Я протиснулся вперед между зеваками. Изменив голос, я назвался врачевателем и попросил служанку, чтобы она позволила мне прослушать госпожу. Та в надежде на чудо уступила мне место.
– Змея притаилась там, в корзине с финиками, – бормотала она, указывая в угол.
Я внимательно осмотрел уже похолодевшую руку Нуры: на ней виднелся укус, но один-единственный, не двойной; то не был укус гадюки, которая впрыскивает яд, вонзая в жертву два зуба. Порывшись тайком в ворохе Нуриных одежд, я извлек маленькую медную трубочку с иглой – несомненно, спрятанную Нурой. Вот чем она укололась: она назначила себе смертоносный укол, а змея была лишь для отвода глаз. Я воспользовался случаем, чтобы как следует разглядеть Нуру. Замаскировалась она великолепно, передо мной и впрямь лежала старая женщина: нежная розовая кожа была замазана желтоватой пудрой, толстый слой грима превратил мимические морщинки в тяжелые старческие складки, волосы на висках и на темени были обесцвечены.

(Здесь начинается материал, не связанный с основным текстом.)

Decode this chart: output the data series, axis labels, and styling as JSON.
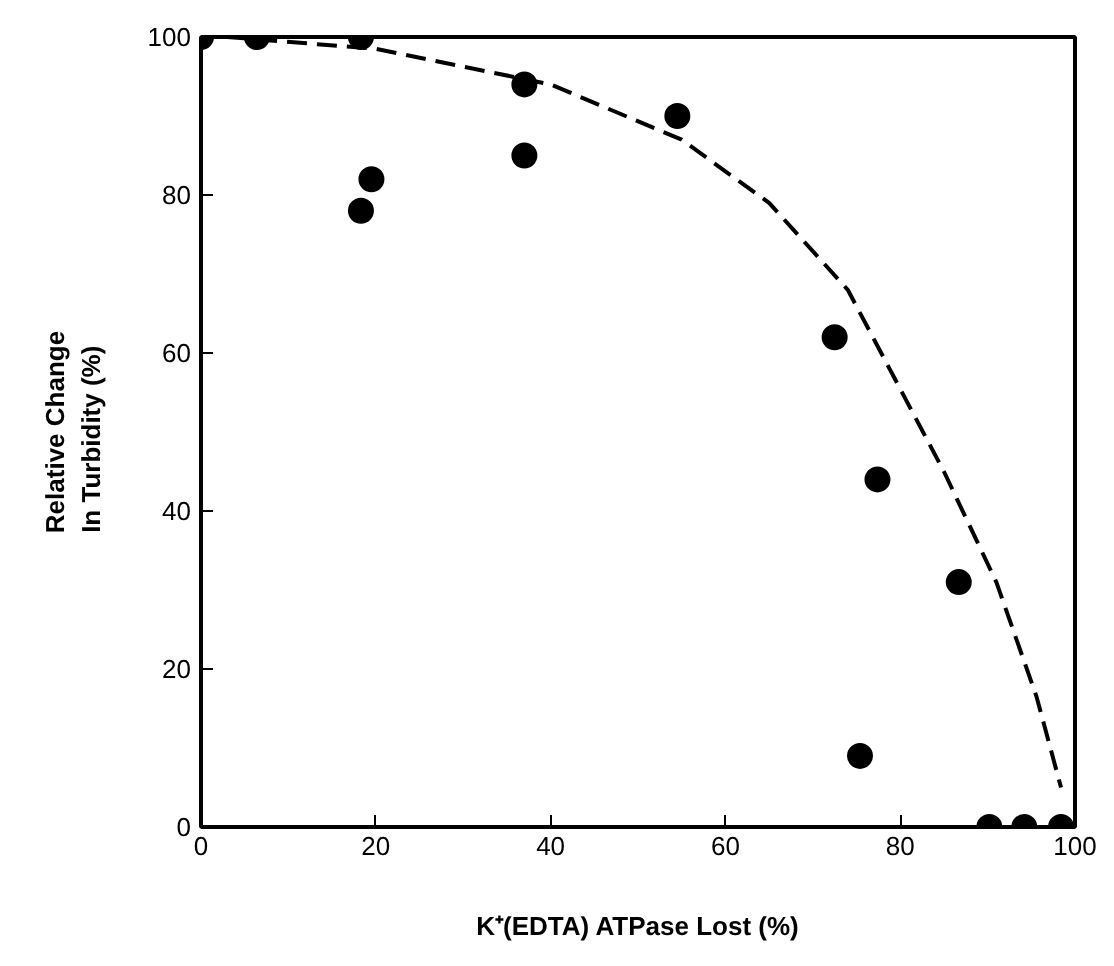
{
  "chart_data": {
    "type": "scatter",
    "xlabel": "K⁺(EDTA) ATPase Lost (%)",
    "ylabel": "Relative Change\nIn  Turbidity  (%)",
    "xlim": [
      0,
      100
    ],
    "ylim": [
      0,
      100
    ],
    "xticks": [
      0,
      20,
      40,
      60,
      80,
      100
    ],
    "yticks": [
      0,
      20,
      40,
      60,
      80,
      100
    ],
    "grid": false,
    "series": [
      {
        "marker": "circle",
        "color": "#000000",
        "x": [
          0,
          6.4,
          18.3,
          18.3,
          19.5,
          37,
          37,
          54.5,
          72.5,
          77.4,
          86.7,
          75.4,
          90.2,
          94.2,
          98.4
        ],
        "values": [
          100,
          100,
          100,
          78,
          82,
          94,
          85,
          90,
          62,
          44,
          31,
          9,
          0,
          0,
          0
        ]
      },
      {
        "type": "line",
        "marker": "none",
        "line_style": "dashed",
        "color": "#000000",
        "x": [
          3,
          20,
          40,
          55,
          65,
          74,
          85,
          91,
          95.6,
          98.4
        ],
        "values": [
          100,
          98.5,
          94,
          87,
          79,
          68,
          45,
          31,
          16.5,
          5
        ]
      }
    ]
  }
}
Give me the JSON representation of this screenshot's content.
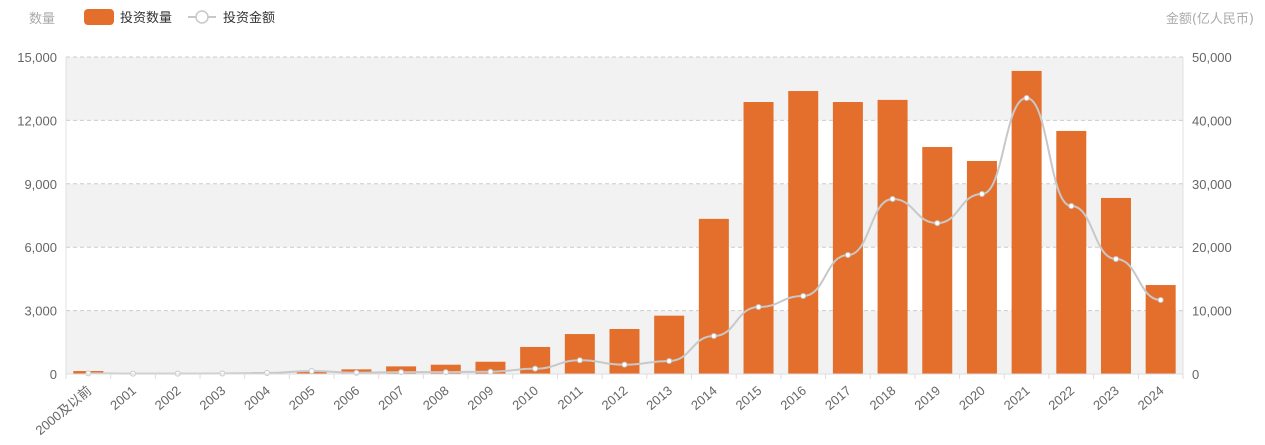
{
  "chart_data": {
    "type": "bar+line",
    "left_axis_name": "数量",
    "right_axis_name": "金额(亿人民币)",
    "categories": [
      "2000及以前",
      "2001",
      "2002",
      "2003",
      "2004",
      "2005",
      "2006",
      "2007",
      "2008",
      "2009",
      "2010",
      "2011",
      "2012",
      "2013",
      "2014",
      "2015",
      "2016",
      "2017",
      "2018",
      "2019",
      "2020",
      "2021",
      "2022",
      "2023",
      "2024"
    ],
    "series": [
      {
        "name": "投资数量",
        "type": "bar",
        "axis": "left",
        "color": "#e46f2c",
        "values": [
          140,
          10,
          10,
          30,
          80,
          100,
          220,
          360,
          440,
          580,
          1280,
          1890,
          2130,
          2760,
          7340,
          12870,
          13390,
          12870,
          12970,
          10740,
          10080,
          14340,
          11500,
          8330,
          4210
        ]
      },
      {
        "name": "投资金额",
        "type": "line",
        "axis": "right",
        "color": "#c8c8c8",
        "values": [
          100,
          50,
          50,
          80,
          150,
          470,
          200,
          300,
          300,
          360,
          840,
          2160,
          1470,
          2050,
          5990,
          10570,
          12300,
          18770,
          27600,
          23800,
          28390,
          43530,
          26500,
          18140,
          11670
        ]
      }
    ],
    "left_ylim": [
      0,
      15000
    ],
    "left_ticks": [
      "0",
      "3,000",
      "6,000",
      "9,000",
      "12,000",
      "15,000"
    ],
    "right_ylim": [
      0,
      50000
    ],
    "right_ticks": [
      "0",
      "10,000",
      "20,000",
      "30,000",
      "40,000",
      "50,000"
    ],
    "grid": true,
    "legend_position": "top-left"
  }
}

Я стал догадываться об уготованной мне роли: Нура призвала меня к своему мертвому телу, чтобы я забрал его и хранил, пока оно не вернется к жизни…
Задача была не из легких. Сарра – законная супруга Авраама, неоспоримая первая женщина племени, боготворимая народом, и евреи непременно воздадут ей погребальные почести по достоинству, и мужчины, и женщины, и дети. Как незаметно выкрасть ее тело, когда сотни людей придут ей поклониться?
Вокруг зашумели; пастух, бегавший сообщить Аврааму печальную новость, крикнул, что вождь уже близко.
А я отправился восвояси. Мне следовало избегать встречи с ним, ведь он-то меня непременно узнает, и к тому же надо было наметить план действий.